Annabel Samimy, Analyst, Stifel3: Yeah. There’s different studies out there, of course, and there is always the caveat you have to mention about cross-study comparisons and specifics that might be different. Certainly when we look at what’s out there with Elevidys in terms of CTAP or other models, particularly in the older boys, again, we do not see this evidence of older boys getting better versus just stabilization. A lot of the differentiation tends to be driven by the control data and approach. But again, I guess I’d circle back to it’s important to look at CTAP, external matched control and also the propensity score weighting. You know, I think when we have our next data updates, it’s gonna be easier for the clinicians in the broader community to try to compare what’s been seen previously.

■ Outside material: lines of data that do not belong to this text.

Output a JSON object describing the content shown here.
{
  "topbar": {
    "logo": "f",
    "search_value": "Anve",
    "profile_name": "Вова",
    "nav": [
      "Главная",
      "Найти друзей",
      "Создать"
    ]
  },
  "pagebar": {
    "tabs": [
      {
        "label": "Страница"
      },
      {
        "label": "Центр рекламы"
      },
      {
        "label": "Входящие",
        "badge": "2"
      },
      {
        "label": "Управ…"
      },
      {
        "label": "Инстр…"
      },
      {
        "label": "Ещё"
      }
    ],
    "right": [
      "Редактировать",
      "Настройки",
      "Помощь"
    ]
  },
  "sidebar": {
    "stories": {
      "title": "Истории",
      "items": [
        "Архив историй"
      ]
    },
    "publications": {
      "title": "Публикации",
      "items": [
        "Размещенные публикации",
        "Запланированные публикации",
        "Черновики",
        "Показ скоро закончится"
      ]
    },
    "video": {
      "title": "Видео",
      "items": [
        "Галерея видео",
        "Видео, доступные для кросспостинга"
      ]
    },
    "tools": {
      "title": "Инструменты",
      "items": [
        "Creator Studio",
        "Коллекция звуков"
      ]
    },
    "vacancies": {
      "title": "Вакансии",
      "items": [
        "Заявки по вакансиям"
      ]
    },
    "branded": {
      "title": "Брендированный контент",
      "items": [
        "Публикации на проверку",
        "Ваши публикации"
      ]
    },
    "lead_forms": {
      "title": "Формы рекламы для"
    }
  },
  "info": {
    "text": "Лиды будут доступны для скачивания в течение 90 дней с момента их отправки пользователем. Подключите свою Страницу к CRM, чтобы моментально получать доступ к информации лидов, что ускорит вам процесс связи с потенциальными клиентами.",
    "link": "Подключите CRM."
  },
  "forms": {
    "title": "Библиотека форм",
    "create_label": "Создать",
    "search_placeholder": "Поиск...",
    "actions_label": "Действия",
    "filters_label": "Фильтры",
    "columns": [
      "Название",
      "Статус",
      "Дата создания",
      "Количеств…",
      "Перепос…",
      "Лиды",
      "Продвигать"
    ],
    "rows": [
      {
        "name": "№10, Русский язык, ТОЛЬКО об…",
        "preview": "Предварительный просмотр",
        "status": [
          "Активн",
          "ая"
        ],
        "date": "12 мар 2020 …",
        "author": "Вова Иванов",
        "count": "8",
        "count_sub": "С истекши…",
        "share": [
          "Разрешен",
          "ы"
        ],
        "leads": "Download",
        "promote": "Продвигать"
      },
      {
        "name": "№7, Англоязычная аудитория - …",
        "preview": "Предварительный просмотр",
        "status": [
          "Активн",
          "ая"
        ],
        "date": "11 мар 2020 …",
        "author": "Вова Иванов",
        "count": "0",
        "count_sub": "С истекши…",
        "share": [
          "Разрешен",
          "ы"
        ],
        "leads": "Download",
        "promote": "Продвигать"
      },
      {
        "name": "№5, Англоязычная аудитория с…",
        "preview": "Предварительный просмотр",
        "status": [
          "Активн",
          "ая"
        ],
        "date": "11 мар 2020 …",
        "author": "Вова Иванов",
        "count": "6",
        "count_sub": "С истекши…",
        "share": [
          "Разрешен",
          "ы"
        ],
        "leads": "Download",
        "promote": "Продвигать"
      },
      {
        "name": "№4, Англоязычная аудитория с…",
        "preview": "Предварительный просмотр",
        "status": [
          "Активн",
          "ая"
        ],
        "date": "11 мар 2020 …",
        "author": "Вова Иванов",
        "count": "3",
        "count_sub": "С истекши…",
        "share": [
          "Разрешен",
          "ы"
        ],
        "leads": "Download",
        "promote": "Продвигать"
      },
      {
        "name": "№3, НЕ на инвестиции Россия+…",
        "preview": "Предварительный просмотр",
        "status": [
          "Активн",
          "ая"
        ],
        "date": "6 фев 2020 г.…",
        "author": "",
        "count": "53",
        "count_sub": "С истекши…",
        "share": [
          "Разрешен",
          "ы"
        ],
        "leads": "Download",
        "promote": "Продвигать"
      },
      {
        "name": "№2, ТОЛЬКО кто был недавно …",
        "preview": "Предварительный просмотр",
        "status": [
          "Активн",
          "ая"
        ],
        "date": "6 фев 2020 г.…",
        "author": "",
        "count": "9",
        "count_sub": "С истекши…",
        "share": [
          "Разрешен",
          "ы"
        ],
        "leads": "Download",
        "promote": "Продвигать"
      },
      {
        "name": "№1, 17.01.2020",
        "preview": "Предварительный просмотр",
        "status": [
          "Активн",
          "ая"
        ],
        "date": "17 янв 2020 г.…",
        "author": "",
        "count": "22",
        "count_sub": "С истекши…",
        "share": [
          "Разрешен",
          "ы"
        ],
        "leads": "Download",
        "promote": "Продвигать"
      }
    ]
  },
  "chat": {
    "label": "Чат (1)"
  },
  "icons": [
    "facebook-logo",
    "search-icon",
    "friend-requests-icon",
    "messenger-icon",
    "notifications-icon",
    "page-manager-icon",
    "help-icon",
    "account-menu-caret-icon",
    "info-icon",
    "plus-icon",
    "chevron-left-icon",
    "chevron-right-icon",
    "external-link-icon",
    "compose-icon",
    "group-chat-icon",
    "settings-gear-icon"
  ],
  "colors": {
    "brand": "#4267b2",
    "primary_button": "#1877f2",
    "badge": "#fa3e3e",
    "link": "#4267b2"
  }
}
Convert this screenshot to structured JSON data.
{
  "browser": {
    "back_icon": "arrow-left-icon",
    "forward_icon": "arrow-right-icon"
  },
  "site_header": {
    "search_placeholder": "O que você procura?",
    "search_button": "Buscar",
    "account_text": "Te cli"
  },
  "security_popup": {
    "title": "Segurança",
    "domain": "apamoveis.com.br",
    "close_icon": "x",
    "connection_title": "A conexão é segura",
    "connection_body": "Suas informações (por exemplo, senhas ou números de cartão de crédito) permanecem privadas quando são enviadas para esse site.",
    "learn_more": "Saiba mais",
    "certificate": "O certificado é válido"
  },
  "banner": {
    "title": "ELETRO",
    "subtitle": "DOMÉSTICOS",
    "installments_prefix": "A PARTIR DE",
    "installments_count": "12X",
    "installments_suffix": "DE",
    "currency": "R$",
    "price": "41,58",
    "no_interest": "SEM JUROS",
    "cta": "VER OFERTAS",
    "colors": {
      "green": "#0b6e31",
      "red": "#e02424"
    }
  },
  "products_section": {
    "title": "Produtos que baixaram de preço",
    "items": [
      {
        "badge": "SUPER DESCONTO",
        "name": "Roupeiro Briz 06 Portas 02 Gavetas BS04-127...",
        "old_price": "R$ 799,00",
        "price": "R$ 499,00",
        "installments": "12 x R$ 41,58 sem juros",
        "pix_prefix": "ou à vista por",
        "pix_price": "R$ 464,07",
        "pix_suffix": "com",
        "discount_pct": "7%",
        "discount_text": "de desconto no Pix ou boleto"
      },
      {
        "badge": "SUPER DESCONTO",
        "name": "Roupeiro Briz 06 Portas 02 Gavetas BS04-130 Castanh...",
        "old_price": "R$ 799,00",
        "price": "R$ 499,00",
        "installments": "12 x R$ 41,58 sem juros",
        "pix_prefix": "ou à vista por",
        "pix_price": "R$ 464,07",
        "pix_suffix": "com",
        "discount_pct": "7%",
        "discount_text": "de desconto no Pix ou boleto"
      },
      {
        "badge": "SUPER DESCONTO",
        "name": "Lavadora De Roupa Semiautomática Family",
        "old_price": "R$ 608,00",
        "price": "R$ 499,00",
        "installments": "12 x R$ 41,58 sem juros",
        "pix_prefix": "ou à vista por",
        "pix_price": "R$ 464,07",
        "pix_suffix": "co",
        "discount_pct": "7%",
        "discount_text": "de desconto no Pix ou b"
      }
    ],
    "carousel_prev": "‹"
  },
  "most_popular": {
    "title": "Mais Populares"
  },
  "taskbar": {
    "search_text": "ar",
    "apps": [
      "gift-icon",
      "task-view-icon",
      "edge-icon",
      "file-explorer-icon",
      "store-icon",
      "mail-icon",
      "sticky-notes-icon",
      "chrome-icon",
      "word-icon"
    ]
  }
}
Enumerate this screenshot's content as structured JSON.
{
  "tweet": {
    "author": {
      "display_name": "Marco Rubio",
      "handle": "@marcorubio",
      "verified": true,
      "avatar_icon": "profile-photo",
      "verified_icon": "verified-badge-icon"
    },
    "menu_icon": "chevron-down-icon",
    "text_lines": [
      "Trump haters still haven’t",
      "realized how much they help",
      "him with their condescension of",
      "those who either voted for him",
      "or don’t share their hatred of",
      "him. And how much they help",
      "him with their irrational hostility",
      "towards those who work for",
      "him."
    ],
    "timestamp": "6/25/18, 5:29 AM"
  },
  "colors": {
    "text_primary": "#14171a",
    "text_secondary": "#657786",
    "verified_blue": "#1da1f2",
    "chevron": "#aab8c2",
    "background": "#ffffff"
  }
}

Again, what we’re seeing so far, if we continue to see that, we feel very confident about the differentiation by whichever method that we’ll be presenting.

Eduardo (on for Yi Chen), Analyst, H.C. Wainwright & Co.: Got it. Thanks so much for answering the question.

Operator: Thank you. Ladies and gentlemen, that does end the Q&A portion of our call and conclude today’s conference call. Thank you for participating. You may now disconnect.